Traceback (most recent call last):
  File "/Users/charlesmurphy/anaconda3/envs/beditor/bin/pyensembl", line 7, in <module>
from pyensembl.shell import run
  File "/Users/charlesmurphy/anaconda3/envs/beditor/lib/python3.6/site-packages/pyensembl/__init__.py", line 20, in <module>
from .ensembl_release import EnsemblRelease, cached_release
  File "/Users/charlesmurphy/anaconda3/envs/beditor/lib/python3.6/site-packages/pyensembl/ensembl_release.py", line 23, in <module>
from .species import check_species_object
  File "/Users/charlesmurphy/anaconda3/envs/beditor/lib/python3.6/site-packages/pyensembl/species.py", line 254, in <module>
Species=collect_all_genomes()
  File "/Users/charlesmurphy/anaconda3/envs/beditor/lib/python3.6/site-packages/pyensembl/species.py", line 232, in collect_all_genomes
releasei=str2num(release) #FIXME is realease is a float
  File "/Users/charlesmurphy/anaconda3/envs/beditor/lib/python3.6/site-packages/pyensembl/species.py", line 202, in str2num
raise ValueError("No digits found in string {}".format(s))        
ValueError: No digits found in string Homo_sapiens.None.cdna.all.fa.gz
rraadd88 commented 5 years ago

Hi again, Well, with my recently committed changes in this repo and my pyensembl fork, you'd be able to install hg19 genome for pyensembl operations.
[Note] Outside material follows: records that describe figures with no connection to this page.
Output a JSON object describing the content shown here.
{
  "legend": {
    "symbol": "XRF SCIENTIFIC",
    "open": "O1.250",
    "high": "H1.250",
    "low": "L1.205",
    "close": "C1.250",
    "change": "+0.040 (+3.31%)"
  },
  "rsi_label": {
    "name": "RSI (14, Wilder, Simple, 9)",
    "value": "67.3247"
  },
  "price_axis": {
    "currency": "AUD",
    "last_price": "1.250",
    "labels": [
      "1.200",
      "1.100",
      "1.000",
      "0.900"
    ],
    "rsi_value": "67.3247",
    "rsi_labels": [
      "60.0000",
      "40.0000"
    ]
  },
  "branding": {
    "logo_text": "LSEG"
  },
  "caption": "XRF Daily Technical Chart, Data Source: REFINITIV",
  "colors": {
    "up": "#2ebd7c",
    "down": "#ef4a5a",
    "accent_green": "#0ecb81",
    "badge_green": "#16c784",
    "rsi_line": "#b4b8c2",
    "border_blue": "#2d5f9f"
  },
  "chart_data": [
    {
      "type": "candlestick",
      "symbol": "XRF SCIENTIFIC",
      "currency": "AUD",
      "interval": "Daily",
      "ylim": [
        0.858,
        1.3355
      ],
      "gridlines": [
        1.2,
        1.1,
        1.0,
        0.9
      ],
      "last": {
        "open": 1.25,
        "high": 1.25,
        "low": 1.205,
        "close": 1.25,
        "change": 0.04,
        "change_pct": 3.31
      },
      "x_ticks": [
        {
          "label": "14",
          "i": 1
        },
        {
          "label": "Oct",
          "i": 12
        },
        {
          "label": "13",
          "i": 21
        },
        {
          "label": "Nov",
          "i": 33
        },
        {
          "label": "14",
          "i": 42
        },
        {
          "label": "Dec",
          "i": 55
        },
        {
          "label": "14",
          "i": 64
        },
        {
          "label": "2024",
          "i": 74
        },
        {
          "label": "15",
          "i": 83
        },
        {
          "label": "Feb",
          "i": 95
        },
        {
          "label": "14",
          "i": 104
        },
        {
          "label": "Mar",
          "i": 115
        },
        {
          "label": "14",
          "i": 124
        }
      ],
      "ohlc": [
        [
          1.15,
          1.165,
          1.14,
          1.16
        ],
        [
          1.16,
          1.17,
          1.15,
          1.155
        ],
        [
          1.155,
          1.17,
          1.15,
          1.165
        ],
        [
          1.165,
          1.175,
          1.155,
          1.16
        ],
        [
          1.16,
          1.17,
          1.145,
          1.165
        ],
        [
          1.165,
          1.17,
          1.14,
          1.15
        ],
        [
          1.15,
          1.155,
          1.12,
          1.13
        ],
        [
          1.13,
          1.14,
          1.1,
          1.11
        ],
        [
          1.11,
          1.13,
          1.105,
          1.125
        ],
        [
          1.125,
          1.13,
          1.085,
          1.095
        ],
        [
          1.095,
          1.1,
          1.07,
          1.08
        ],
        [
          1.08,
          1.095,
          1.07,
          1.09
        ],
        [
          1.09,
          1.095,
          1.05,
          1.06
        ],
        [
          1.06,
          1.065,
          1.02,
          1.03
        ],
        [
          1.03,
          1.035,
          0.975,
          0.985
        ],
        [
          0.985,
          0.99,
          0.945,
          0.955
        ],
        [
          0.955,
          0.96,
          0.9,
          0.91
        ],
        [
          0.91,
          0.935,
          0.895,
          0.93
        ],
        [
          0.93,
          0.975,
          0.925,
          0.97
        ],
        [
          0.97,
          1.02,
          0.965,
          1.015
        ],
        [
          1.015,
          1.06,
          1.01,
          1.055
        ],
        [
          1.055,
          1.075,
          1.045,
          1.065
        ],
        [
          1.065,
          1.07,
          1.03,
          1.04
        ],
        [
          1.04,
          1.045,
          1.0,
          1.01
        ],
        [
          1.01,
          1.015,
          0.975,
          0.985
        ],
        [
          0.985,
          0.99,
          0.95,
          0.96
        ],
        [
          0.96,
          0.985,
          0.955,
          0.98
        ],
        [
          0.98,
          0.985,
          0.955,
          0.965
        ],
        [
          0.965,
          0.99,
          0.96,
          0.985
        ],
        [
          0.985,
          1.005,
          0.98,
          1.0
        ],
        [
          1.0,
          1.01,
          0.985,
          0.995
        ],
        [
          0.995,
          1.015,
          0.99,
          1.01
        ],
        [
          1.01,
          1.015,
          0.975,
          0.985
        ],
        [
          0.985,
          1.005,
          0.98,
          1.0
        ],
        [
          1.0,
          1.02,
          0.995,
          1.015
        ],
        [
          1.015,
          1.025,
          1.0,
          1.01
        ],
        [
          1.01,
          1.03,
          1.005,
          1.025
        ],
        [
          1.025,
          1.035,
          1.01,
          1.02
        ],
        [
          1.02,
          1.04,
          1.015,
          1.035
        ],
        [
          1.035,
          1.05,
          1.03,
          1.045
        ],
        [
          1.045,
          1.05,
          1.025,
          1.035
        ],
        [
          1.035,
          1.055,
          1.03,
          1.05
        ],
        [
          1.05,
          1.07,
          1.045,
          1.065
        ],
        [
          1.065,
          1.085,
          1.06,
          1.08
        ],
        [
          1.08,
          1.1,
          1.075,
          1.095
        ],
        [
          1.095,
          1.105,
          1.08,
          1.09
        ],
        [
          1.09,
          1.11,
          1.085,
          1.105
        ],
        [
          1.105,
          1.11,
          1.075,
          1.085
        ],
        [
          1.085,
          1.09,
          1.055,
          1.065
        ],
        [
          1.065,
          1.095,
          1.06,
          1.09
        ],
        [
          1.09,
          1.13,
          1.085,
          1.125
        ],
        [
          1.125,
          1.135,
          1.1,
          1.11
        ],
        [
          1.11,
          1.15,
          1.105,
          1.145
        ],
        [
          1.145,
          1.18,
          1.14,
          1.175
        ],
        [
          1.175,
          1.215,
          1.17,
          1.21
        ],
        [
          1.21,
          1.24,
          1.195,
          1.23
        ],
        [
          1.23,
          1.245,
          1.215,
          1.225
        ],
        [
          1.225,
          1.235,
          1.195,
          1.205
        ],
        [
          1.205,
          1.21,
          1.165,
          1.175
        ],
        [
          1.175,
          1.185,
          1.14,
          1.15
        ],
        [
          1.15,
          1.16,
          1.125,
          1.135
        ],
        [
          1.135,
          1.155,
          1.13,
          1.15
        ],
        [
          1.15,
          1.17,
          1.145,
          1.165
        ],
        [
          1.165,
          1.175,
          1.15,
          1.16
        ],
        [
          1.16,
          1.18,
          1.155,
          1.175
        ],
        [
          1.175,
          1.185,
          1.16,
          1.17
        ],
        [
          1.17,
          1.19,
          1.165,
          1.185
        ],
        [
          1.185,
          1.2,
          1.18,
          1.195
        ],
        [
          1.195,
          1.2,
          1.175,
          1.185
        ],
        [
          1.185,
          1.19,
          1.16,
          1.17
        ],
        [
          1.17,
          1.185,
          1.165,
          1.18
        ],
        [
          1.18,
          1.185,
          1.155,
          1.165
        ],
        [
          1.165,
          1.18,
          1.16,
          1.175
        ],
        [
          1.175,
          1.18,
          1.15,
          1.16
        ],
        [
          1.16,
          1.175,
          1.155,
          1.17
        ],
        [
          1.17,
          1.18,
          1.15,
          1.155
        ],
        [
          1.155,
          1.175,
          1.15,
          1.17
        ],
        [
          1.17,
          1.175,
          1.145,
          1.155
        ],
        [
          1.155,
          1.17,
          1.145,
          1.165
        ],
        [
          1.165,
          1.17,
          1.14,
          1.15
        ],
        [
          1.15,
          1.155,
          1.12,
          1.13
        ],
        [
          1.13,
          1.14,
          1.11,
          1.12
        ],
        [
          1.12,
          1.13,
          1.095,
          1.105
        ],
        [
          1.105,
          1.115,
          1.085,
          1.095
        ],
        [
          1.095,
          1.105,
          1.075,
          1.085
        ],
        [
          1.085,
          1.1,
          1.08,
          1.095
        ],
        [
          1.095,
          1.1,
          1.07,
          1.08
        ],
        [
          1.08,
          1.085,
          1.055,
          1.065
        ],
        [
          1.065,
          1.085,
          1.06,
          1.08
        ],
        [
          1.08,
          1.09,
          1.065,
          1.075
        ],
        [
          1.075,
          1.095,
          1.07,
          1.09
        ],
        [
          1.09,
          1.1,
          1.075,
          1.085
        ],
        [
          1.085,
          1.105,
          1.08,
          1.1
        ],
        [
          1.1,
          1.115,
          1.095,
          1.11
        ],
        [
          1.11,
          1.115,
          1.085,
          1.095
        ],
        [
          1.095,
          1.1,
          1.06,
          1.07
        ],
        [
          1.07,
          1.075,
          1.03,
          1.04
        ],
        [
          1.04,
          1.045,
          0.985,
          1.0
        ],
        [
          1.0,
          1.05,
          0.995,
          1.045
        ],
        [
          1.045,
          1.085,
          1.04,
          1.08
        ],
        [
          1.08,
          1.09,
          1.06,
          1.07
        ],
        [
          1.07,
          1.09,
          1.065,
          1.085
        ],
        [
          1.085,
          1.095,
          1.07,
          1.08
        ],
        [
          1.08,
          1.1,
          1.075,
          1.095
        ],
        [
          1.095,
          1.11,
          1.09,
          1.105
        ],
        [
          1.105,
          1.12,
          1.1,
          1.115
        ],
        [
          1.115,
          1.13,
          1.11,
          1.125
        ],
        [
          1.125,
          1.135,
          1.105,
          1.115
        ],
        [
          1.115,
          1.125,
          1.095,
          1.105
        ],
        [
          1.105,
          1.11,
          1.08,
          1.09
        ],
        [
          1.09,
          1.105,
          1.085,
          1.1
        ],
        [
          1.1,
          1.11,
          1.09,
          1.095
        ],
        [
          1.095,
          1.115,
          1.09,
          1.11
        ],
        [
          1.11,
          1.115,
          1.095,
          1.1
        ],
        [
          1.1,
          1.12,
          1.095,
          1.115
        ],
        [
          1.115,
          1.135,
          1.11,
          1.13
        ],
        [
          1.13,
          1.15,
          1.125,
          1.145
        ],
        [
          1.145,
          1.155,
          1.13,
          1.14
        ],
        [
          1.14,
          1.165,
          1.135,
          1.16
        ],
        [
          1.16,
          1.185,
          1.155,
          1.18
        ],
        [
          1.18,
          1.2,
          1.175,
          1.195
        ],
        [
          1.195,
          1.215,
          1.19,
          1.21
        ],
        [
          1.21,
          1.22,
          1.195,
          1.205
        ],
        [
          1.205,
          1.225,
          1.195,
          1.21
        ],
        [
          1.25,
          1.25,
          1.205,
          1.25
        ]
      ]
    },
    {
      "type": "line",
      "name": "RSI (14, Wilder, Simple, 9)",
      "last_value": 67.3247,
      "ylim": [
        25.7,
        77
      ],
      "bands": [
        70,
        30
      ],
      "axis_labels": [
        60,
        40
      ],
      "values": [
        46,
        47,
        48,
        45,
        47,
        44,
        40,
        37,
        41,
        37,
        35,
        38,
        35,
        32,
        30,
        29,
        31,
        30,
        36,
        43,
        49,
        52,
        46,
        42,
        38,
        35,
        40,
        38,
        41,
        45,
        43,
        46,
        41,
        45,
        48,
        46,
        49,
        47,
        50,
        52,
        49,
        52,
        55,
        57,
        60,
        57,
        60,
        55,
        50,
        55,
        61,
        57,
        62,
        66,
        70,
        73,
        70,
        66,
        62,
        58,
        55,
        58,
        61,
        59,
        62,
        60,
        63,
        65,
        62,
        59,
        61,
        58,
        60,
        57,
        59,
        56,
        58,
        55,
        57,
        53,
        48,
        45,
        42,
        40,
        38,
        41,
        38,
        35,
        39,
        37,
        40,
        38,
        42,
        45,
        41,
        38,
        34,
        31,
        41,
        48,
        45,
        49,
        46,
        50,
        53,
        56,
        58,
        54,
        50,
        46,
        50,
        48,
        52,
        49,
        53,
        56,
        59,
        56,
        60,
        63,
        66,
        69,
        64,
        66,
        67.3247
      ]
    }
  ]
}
But the issue is that beditor also uses a separate copy of genome and GFF3 annotation file for some operations. I personally could not locate a GFF3 file for hg19 on Ensembl database (strange!), so as I said earlier "I guess the only alternative would be to use GRCh38 and convert genomic co-ordinates back to GRCh37, that'd do it." (unless somebody sends an intelligent pull request out of the blue. :)). Best.